Near-Significant Trend: The p-value for the RRB domain (P = 0.057) is close to the significance threshold of 0.05. While not statistically significant, it is worth noting that this trend might warrant further investigation with a larger sample size.
Multiple comparisons inflation: The analysis of the subdomains uses the same participants as the overall analysis in Figure 1d. This raises the risk of inflating Type I error due to multiple comparisons. It is good that the authors used the Bonferroni correction, but they could have mentioned it here as well.

Communication

Clear Reinforcement of Key Finding: The caption clearly states that, even when breaking down autistic traits into subscales (restricted and repetitive behavior, and social domain), there was still no significant agreement between clinician-rated and self-reported measures. This reinforces the overall finding of a discrepancy between these two types of assessments.
Need for RRB Definition: The inclusion of the 'RRB' abbreviation is helpful, but defining it earlier in the figure caption or in the main text would improve clarity for readers unfamiliar with this specific terminology.
High Statistical Density: The caption is very dense with statistical information. While comprehensive, it might be overwhelming for some readers. Consider moving some of the detailed statistical information (e.g., s.e.m., CI) to a footnote or the main text.

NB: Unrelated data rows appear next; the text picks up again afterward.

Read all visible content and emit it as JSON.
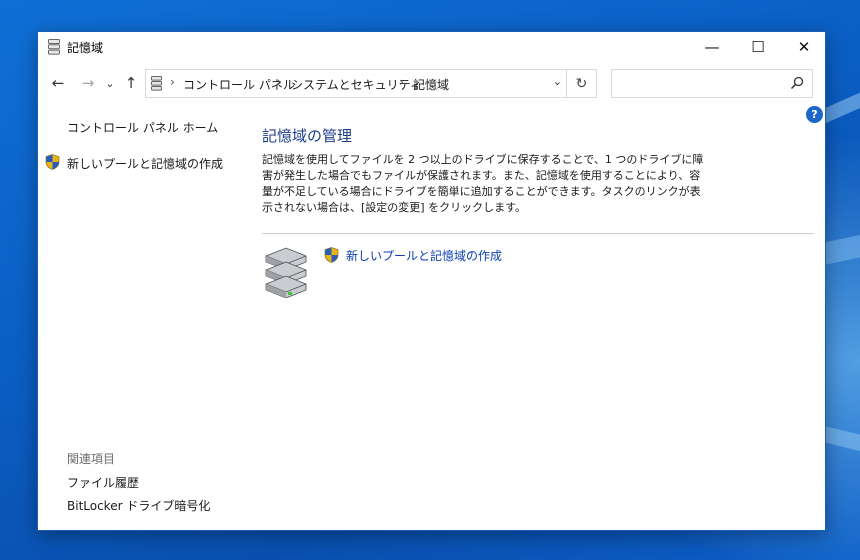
{
  "window": {
    "title": "記憶域"
  },
  "controls": {
    "minimize": "—",
    "maximize": "☐",
    "close": "✕"
  },
  "nav": {
    "back": "←",
    "forward": "→",
    "recent": "⌄",
    "up": "↑"
  },
  "address": {
    "crumbs": [
      "コントロール パネル",
      "システムとセキュリティ",
      "記憶域"
    ],
    "separator": "›",
    "dropdown": "⌄",
    "refresh": "↻"
  },
  "search": {
    "value": "",
    "placeholder": ""
  },
  "help": "?",
  "sidebar": {
    "home_link": "コントロール パネル ホーム",
    "create_link": "新しいプールと記憶域の作成",
    "related_heading": "関連項目",
    "related_links": [
      "ファイル履歴",
      "BitLocker ドライブ暗号化"
    ]
  },
  "main": {
    "title": "記憶域の管理",
    "description": "記憶域を使用してファイルを 2 つ以上のドライブに保存することで、1 つのドライブに障害が発生した場合でもファイルが保護されます。また、記憶域を使用することにより、容量が不足している場合にドライブを簡単に追加することができます。タスクのリンクが表示されない場合は、[設定の変更] をクリックします。",
    "create_link": "新しいプールと記憶域の作成"
  },
  "colors": {
    "accent": "#1e3c8c",
    "link": "#0b3fb0",
    "window_border": "#1a5fb4"
  }
}
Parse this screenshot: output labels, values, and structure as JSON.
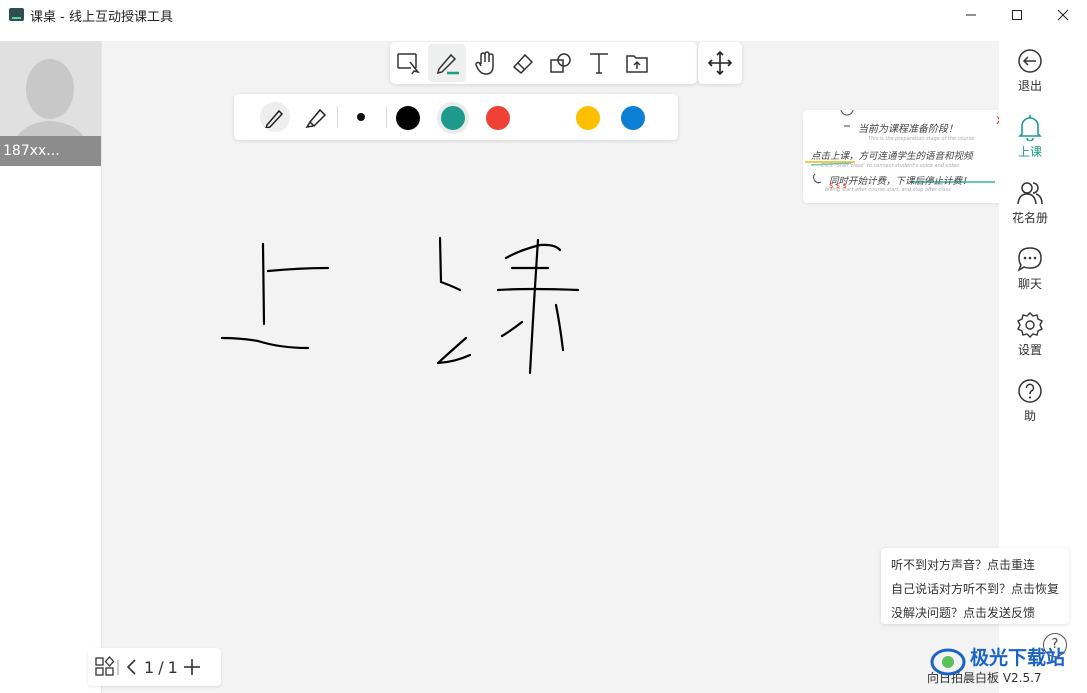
{
  "window": {
    "title": "课桌 - 线上互动授课工具"
  },
  "participant": {
    "name": "187xx..."
  },
  "toolbar": {
    "tools": [
      "select-icon",
      "pen-icon",
      "hand-icon",
      "eraser-icon",
      "shape-icon",
      "text-icon",
      "upload-icon"
    ],
    "active_tool": "pen-icon"
  },
  "pen_options": {
    "pens": [
      "pencil-icon",
      "highlighter-icon"
    ],
    "colors": [
      "#000000",
      "#1f9a8a",
      "#ef4136",
      "#fdbf00",
      "#0a7fd4"
    ],
    "selected_color": "#1f9a8a"
  },
  "sidebar": {
    "exit": "退出",
    "start_class": "上课",
    "roster": "花名册",
    "chat": "聊天",
    "settings": "设置",
    "help": "助"
  },
  "tip_card": {
    "close": "x",
    "line1": "当前为课程准备阶段！",
    "line1_sub": "This is the preparation stage of the course",
    "line2": "点击上课，方可连通学生的语音和视频",
    "line2_sub": "Click \"Start class\" to connect student's voice and video",
    "line3": "同时开始计费，下课后停止计费！",
    "line3_sub": "billing start after course start, and stop after class"
  },
  "help_popup": {
    "line1": "听不到对方声音？点击重连",
    "line2": "自己说话对方听不到？点击恢复",
    "line3": "没解决问题？点击发送反馈",
    "button": "?"
  },
  "pagination": {
    "current": "1",
    "separator": "/",
    "total": "1"
  },
  "footer": {
    "version": "向日拍晨白板 V2.5.7",
    "watermark": "极光下载站"
  },
  "colors": {
    "accent": "#1f9a8a",
    "canvas_bg": "#f3f3f3"
  }
}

Fig. 2 | Social controllability. a, As shown in the representative task screen,...

Full Caption

Fig. 2 | Social controllability. a, As shown in the representative task screen, the social control task involved participants accepting or rejecting splits of $20 proposed by members of two virtual teams. b, Participants played the game with two different teams sequentially, the order of which was counterbalanced.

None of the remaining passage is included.